March 17, 2011

I don’t usually bother myself with current affairs, but this time – how can I not?

The earthquake and the tsunami were devastating enough; but the nuclear horror is unspeakable. I couldn’t keep quiet about it, but I couldn’t assimilate a coherent post either. Some jumbled thoughts:

It is ironic that this peaceful use of nuclear power should be threatening people with this disaster. And it’s tragic that the same country that lost tens (or hundreds) of thousands of civilians in the first ever use of atomic bombs, just 66 years ago, should now be fighting to keep tens (or hundreds) of thousands safe from this new nuclear threat, which originates from a peaceful use of nuclear power – and from implacable forces of nature.

It’s snowing there. This is especially ironic, considering that the nuclear reactor is overheating, catching fire, and heading towards a meltdown.

There’s no power. I mean, in Bangalore we’re used to power-cuts, especially in summer. But in those cities, in those countries, they’re just not equipped to handle it.

Food, water, and fuel are in short supply (according to some reports). People are standing patiently in never-ending queues. Even little children.

They pumped seawater in to cool the reactor. They tried to dump water from a helicopter. They want to use a water cannon. It seems incongruous that they managed to put up and run for decades something as sophisticated as a nuclear power plant, but when things went out of whack, the best they could come up with was these incredibly prehistoric solutions. Is there no fancy chemical wizardry that can be done to cool the whole thing down or stop the radiation from either occurring or escaping? While using and attempting to control such potent forces, is the whole of mankind reduced to nothing more hi-tech than concrete (which we use to build ordinary apartment buildings, for chrissakes) and water?

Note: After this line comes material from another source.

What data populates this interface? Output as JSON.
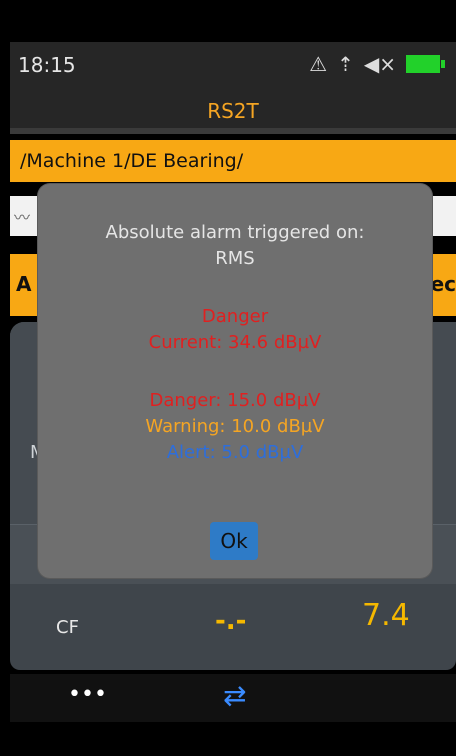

What must it be like to be living in Tokyo today and looking around you wondering what the radiation level is now, wondering whether your government (and TEPCO) are being honest with you or doing a cover-up job, wondering what is going to happen tomorrow and what the long-term effects of radiation will be like?

What must it be like to be one of the 50 workers in the power plant now, still struggling to make things right, wondering how much the safe suit is doing to protect you, wondering if your insides are being fried every minute you stay there, wondering if you can get the power supply back, get the water pumps to work, and save the world; or whether you will achieve nothing and die young in the process and what is to become of your family if you do?

What happened to the four trains that disappeared in the tsunami? What happened to the two workmen who disappeared in the power plant?

How long will it take for the global warning alarmists to pin this catastrophe on global warming?

If a nuclear power plant were to come up 20 km outside of Bangalore, would I continue to live here? (What are the supplies of boric powder and iodine like in India?)